To infinity and beyond
Super PACs, it appears, have no intention of slowing up. And despite the unprecedented fundraising power of Super PACs and 501(c)(4) organizations, some political operatives are eager for more. Earlier this year, James Bopp, who argued Citizens United before the Supreme Court, asked the FEC to allow political candidates to coordinate with PACs. Campaign finance regulations, Bopp argued, “only [apply] to spending, not to the fundraising.” Bopp’s plan for an even more powerful Super PAC — a “Super Duper PAC” according to Mother Jones — was defeated by the FEC in late June. Bopp and his allies, however, do not plan on dropping the matter.
“Campaign finance laws inhibit free speech,” said Sean Parnell, President of the Center for Competitive Politics, which opposes nearly all campaign finance laws. “The First Amendment is not a guarantee that all voices will be heard as often or as effectively as all other voices.

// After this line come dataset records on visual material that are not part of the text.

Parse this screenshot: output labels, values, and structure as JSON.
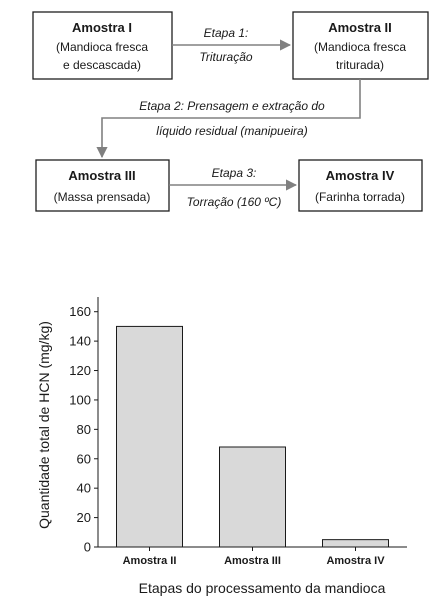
{
  "flowchart": {
    "box1": {
      "title": "Amostra I",
      "line1": "(Mandioca fresca",
      "line2": "e descascada)"
    },
    "box2": {
      "title": "Amostra II",
      "line1": "(Mandioca fresca",
      "line2": "triturada)"
    },
    "box3": {
      "title": "Amostra III",
      "line1": "(Massa prensada)"
    },
    "box4": {
      "title": "Amostra IV",
      "line1": "(Farinha torrada)"
    },
    "step1": {
      "line1": "Etapa 1:",
      "line2": "Trituração"
    },
    "step2": {
      "line1": "Etapa 2: Prensagem e extração do",
      "line2": "líquido residual (manipueira)"
    },
    "step3": {
      "line1": "Etapa 3:",
      "line2": "Torração (160 ºC)"
    },
    "arrow_color": "#808080"
  },
  "chart_data": {
    "type": "bar",
    "categories": [
      "Amostra II",
      "Amostra III",
      "Amostra IV"
    ],
    "values": [
      150,
      68,
      5
    ],
    "ylabel": "Quantidade total de HCN (mg/kg)",
    "xlabel": "Etapas do processamento da mandioca",
    "ylim": [
      0,
      170
    ],
    "yticks": [
      0,
      20,
      40,
      60,
      80,
      100,
      120,
      140,
      160
    ],
    "grid": false,
    "bar_color": "#d9d9d9"
  }
}
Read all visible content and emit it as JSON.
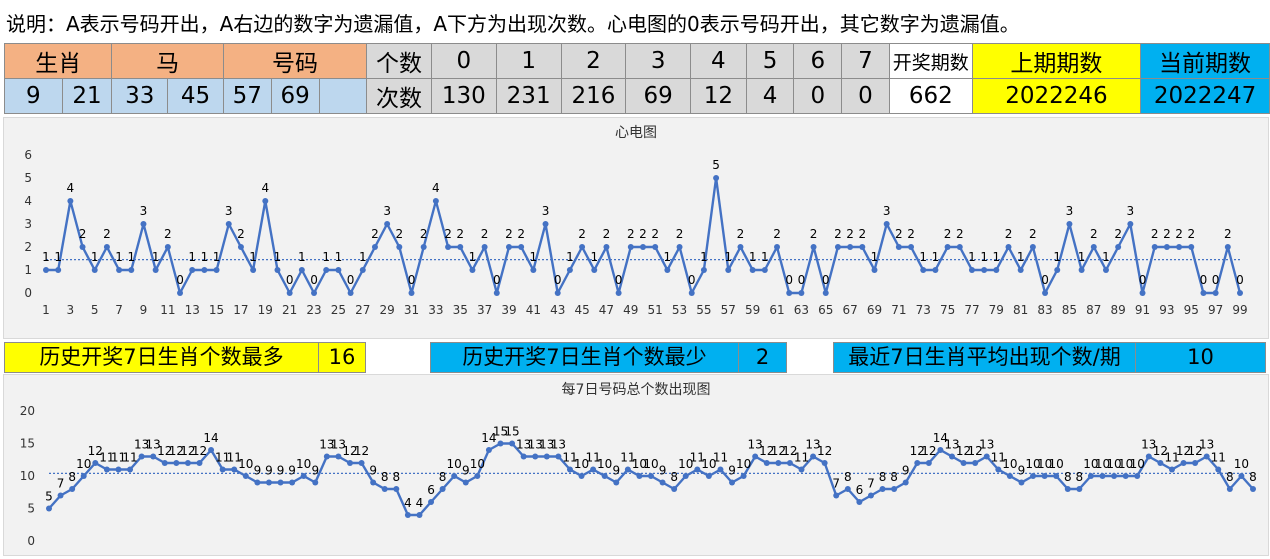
{
  "note": "说明：A表示号码开出，A右边的数字为遗漏值，A下方为出现次数。心电图的0表示号码开出，其它数字为遗漏值。",
  "header": {
    "zodiac_label": "生肖",
    "animal": "马",
    "code_label": "号码",
    "count_label": "个数",
    "times_label": "次数",
    "draws_label": "开奖期数",
    "prev_label": "上期期数",
    "curr_label": "当前期数"
  },
  "numbers": [
    "9",
    "21",
    "33",
    "45",
    "57",
    "69",
    ""
  ],
  "count_heads": [
    "0",
    "1",
    "2",
    "3",
    "4",
    "5",
    "6",
    "7"
  ],
  "count_values": [
    "130",
    "231",
    "216",
    "69",
    "12",
    "4",
    "0",
    "0"
  ],
  "draw_count": "662",
  "prev_period": "2022246",
  "curr_period": "2022247",
  "chart1": {
    "title": "心电图",
    "type": "line",
    "ylim": [
      0,
      6
    ],
    "yticks": [
      "0",
      "1",
      "2",
      "3",
      "4",
      "5",
      "6"
    ],
    "xticks": [
      "1",
      "3",
      "5",
      "7",
      "9",
      "11",
      "13",
      "15",
      "17",
      "19",
      "21",
      "23",
      "25",
      "27",
      "29",
      "31",
      "33",
      "35",
      "37",
      "39",
      "41",
      "43",
      "45",
      "47",
      "49",
      "51",
      "53",
      "55",
      "57",
      "59",
      "61",
      "63",
      "65",
      "67",
      "69",
      "71",
      "73",
      "75",
      "77",
      "79",
      "81",
      "83",
      "85",
      "87",
      "89",
      "91",
      "93",
      "95",
      "97",
      "99"
    ],
    "values": [
      1,
      1,
      4,
      2,
      1,
      2,
      1,
      1,
      3,
      1,
      2,
      0,
      1,
      1,
      1,
      3,
      2,
      1,
      4,
      1,
      0,
      1,
      0,
      1,
      1,
      0,
      1,
      2,
      3,
      2,
      0,
      2,
      4,
      2,
      2,
      1,
      2,
      0,
      2,
      2,
      1,
      3,
      0,
      1,
      2,
      1,
      2,
      0,
      2,
      2,
      2,
      1,
      2,
      0,
      1,
      5,
      1,
      2,
      1,
      1,
      2,
      0,
      0,
      2,
      0,
      2,
      2,
      2,
      1,
      3,
      2,
      2,
      1,
      1,
      2,
      2,
      1,
      1,
      1,
      2,
      1,
      2,
      0,
      1,
      3,
      1,
      2,
      1,
      2,
      3,
      0,
      2,
      2,
      2,
      2,
      0,
      0,
      2,
      0
    ],
    "avg": 1.45
  },
  "stats": {
    "max_label": "历史开奖7日生肖个数最多",
    "max_value": "16",
    "min_label": "历史开奖7日生肖个数最少",
    "min_value": "2",
    "avg_label": "最近7日生肖平均出现个数/期",
    "avg_value": "10"
  },
  "chart2": {
    "title": "每7日号码总个数出现图",
    "type": "line",
    "ylim": [
      0,
      20
    ],
    "yticks": [
      "0",
      "5",
      "10",
      "15",
      "20"
    ],
    "values": [
      5,
      7,
      8,
      10,
      12,
      11,
      11,
      11,
      13,
      13,
      12,
      12,
      12,
      12,
      14,
      11,
      11,
      10,
      9,
      9,
      9,
      9,
      10,
      9,
      13,
      13,
      12,
      12,
      9,
      8,
      8,
      4,
      4,
      6,
      8,
      10,
      9,
      10,
      14,
      15,
      15,
      13,
      13,
      13,
      13,
      11,
      10,
      11,
      10,
      9,
      11,
      10,
      10,
      9,
      8,
      10,
      11,
      10,
      11,
      9,
      10,
      13,
      12,
      12,
      12,
      11,
      13,
      12,
      7,
      8,
      6,
      7,
      8,
      8,
      9,
      12,
      12,
      14,
      13,
      12,
      12,
      13,
      11,
      10,
      9,
      10,
      10,
      10,
      8,
      8,
      10,
      10,
      10,
      10,
      10,
      13,
      12,
      11,
      12,
      12,
      13,
      11,
      8,
      10,
      8
    ],
    "avg": 10.4
  },
  "colors": {
    "line": "#4472c4",
    "orange": "#f4b183",
    "blue_cell": "#bdd7ee",
    "yellow": "#ffff00",
    "cyan": "#00b0f0"
  }
}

It’s just a guarantee that the government won’t step in and say, ‘OK, you’ve spoken enough.’” Indeed, with the friendliest Supreme Court toward lax campaign finance laws in generations, it is not out of the realm of possibility that Bopp may get his Super Duper PAC in the end.
According to Mayer, it is likely that campaign finance laws will become even looser in the future. “First, the current political stalemate in Washington makes it highly unlikely that any of the current efforts to tighten the rules through, for example, increased disclosure or prohibiting election-related spending by federal contractors, will become law. Second, emboldened by the Citizens United decision, there are numerous pending court challenges to the remaining laws. It is possible, probably likely, that at least some of those challenges will succeed.”

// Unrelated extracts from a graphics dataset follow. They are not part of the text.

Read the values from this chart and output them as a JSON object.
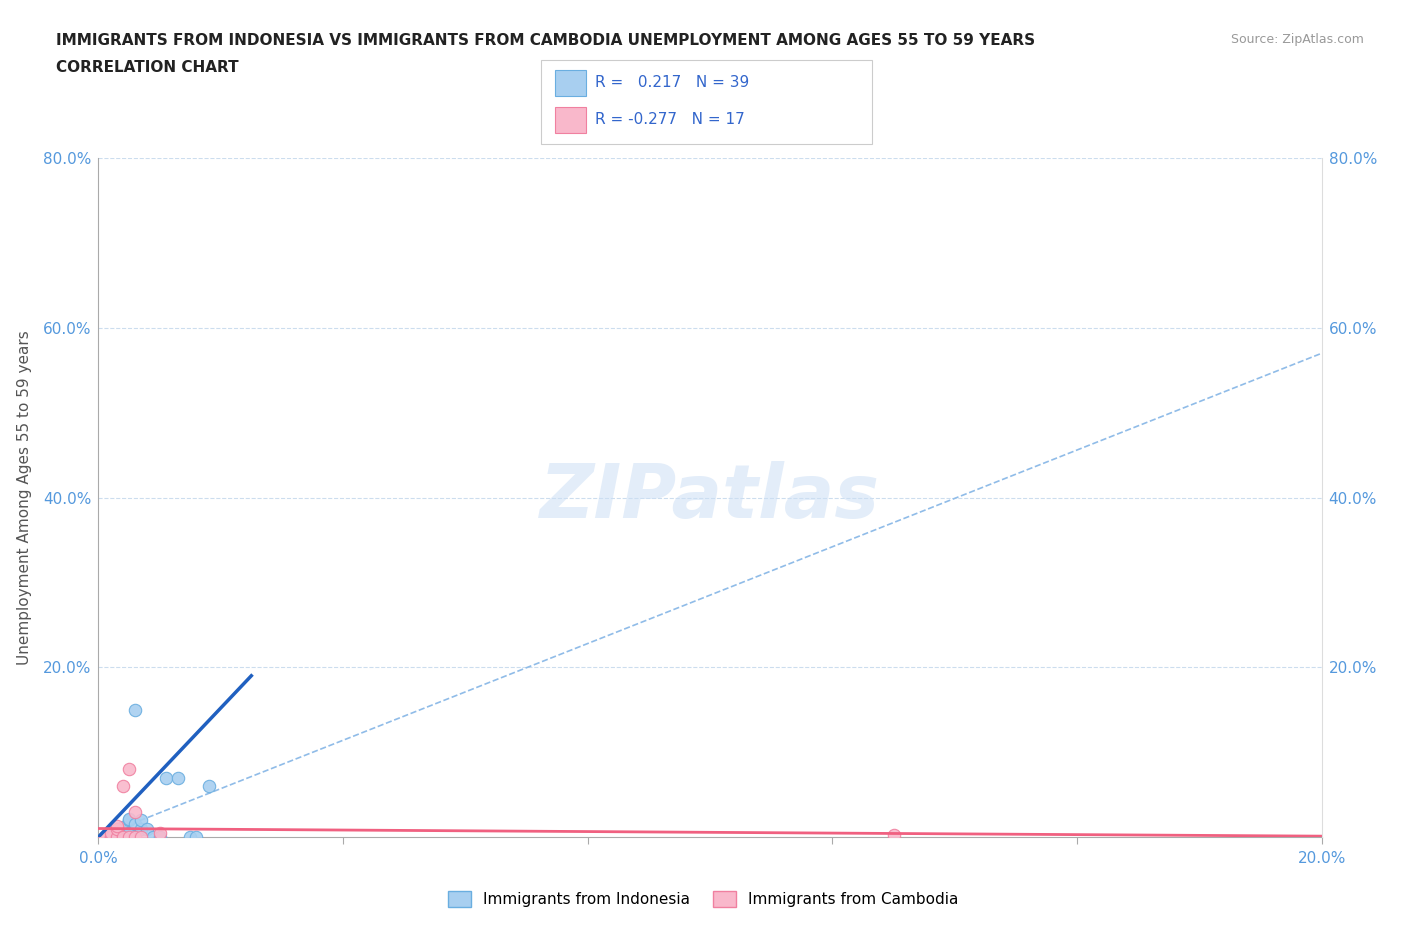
{
  "title_line1": "IMMIGRANTS FROM INDONESIA VS IMMIGRANTS FROM CAMBODIA UNEMPLOYMENT AMONG AGES 55 TO 59 YEARS",
  "title_line2": "CORRELATION CHART",
  "source": "Source: ZipAtlas.com",
  "ylabel": "Unemployment Among Ages 55 to 59 years",
  "xlim": [
    0.0,
    0.2
  ],
  "ylim": [
    0.0,
    0.8
  ],
  "xticks": [
    0.0,
    0.04,
    0.08,
    0.12,
    0.16,
    0.2
  ],
  "xtick_labels": [
    "0.0%",
    "",
    "",
    "",
    "",
    "20.0%"
  ],
  "yticks": [
    0.0,
    0.2,
    0.4,
    0.6,
    0.8
  ],
  "ytick_labels": [
    "",
    "20.0%",
    "40.0%",
    "60.0%",
    "80.0%"
  ],
  "indonesia_color": "#a8cff0",
  "cambodia_color": "#f9b8cb",
  "indonesia_edge": "#6aaee0",
  "cambodia_edge": "#f080a0",
  "trend_indonesia_color": "#2060c0",
  "trend_cambodia_color": "#f06080",
  "trend_dashed_color": "#90bce8",
  "R_indonesia": 0.217,
  "N_indonesia": 39,
  "R_cambodia": -0.277,
  "N_cambodia": 17,
  "watermark": "ZIPatlas",
  "indonesia_x": [
    0.001,
    0.001,
    0.001,
    0.001,
    0.002,
    0.002,
    0.002,
    0.002,
    0.002,
    0.002,
    0.002,
    0.002,
    0.003,
    0.003,
    0.003,
    0.003,
    0.003,
    0.003,
    0.003,
    0.003,
    0.004,
    0.004,
    0.004,
    0.005,
    0.005,
    0.005,
    0.005,
    0.006,
    0.006,
    0.007,
    0.007,
    0.008,
    0.009,
    0.01,
    0.011,
    0.013,
    0.015,
    0.016,
    0.018
  ],
  "indonesia_y": [
    0.0,
    0.0,
    0.0,
    0.0,
    0.0,
    0.0,
    0.0,
    0.0,
    0.0,
    0.001,
    0.001,
    0.002,
    0.0,
    0.0,
    0.0,
    0.001,
    0.001,
    0.002,
    0.003,
    0.01,
    0.002,
    0.004,
    0.012,
    0.003,
    0.005,
    0.02,
    0.021,
    0.015,
    0.15,
    0.01,
    0.02,
    0.01,
    0.0,
    0.0,
    0.07,
    0.07,
    0.0,
    0.0,
    0.06
  ],
  "cambodia_x": [
    0.001,
    0.001,
    0.002,
    0.002,
    0.002,
    0.003,
    0.003,
    0.003,
    0.004,
    0.004,
    0.005,
    0.005,
    0.006,
    0.006,
    0.007,
    0.01,
    0.13
  ],
  "cambodia_y": [
    0.0,
    0.0,
    0.0,
    0.0,
    0.005,
    0.0,
    0.01,
    0.013,
    0.0,
    0.06,
    0.0,
    0.08,
    0.0,
    0.03,
    0.0,
    0.005,
    0.002
  ],
  "trend_indo_x0": 0.0,
  "trend_indo_x1": 0.025,
  "trend_indo_y0": 0.0,
  "trend_indo_y1": 0.19,
  "trend_dashed_x0": 0.0,
  "trend_dashed_x1": 0.2,
  "trend_dashed_y0": 0.0,
  "trend_dashed_y1": 0.57,
  "trend_camb_x0": 0.0,
  "trend_camb_x1": 0.2,
  "trend_camb_y0": 0.01,
  "trend_camb_y1": 0.001
}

Nonetheless, as some Democratic and Republican operatives stress, Super PACs can’t do everything. “I don’t think these Super PACs will recruit. I don’t think that the Super PACs will decide the kind of inside information that is necessary of how to talk to a candidate and prepare them for what’s ahead,” National Republican Congressional Committee Chairman Pete Sessions said on C-Span. “In a marketplace that changes so rapidly, it will be up to the [traditional party campaign] committees and me to make sure we have top flight candidates, blue-chip candidates all across the country who are able to thoughtfully articulate what they’re after.”

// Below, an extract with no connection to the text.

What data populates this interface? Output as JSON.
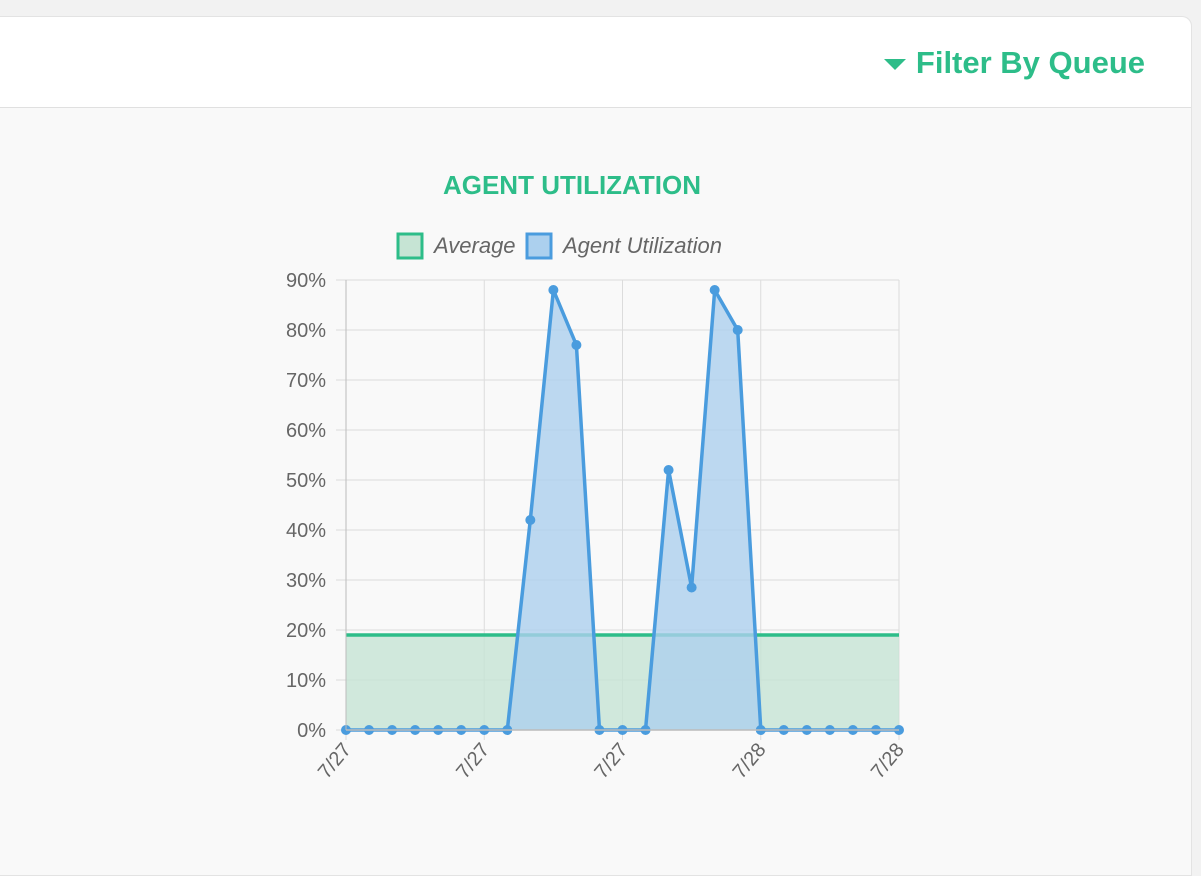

That fact doesn’t seem to be dissuadung Super PACs, however, which continue to raise tremendous globs of money from wealthy individuals, unions and corporations. Indeed, donations are pouring in at record pace, from American Crossroads to Priorities USA and even to Colbert’s Making a Better Tomorrow, Tomorrow Super PAC.
The comedian’s political action committee has received donations from more than 165,000 people in the last six months. The money it raises will not simply be used to address political issues, Colbter noted, but also “normal administrative expenses, including but not limited to, luxury hotel stays, private jet travel, and PAC mementos from Saks Fifth Avenue and Neiman Marcus.”
All of this, of course, is perfectly legal.
Eric Stern is a freshman in Pierson College.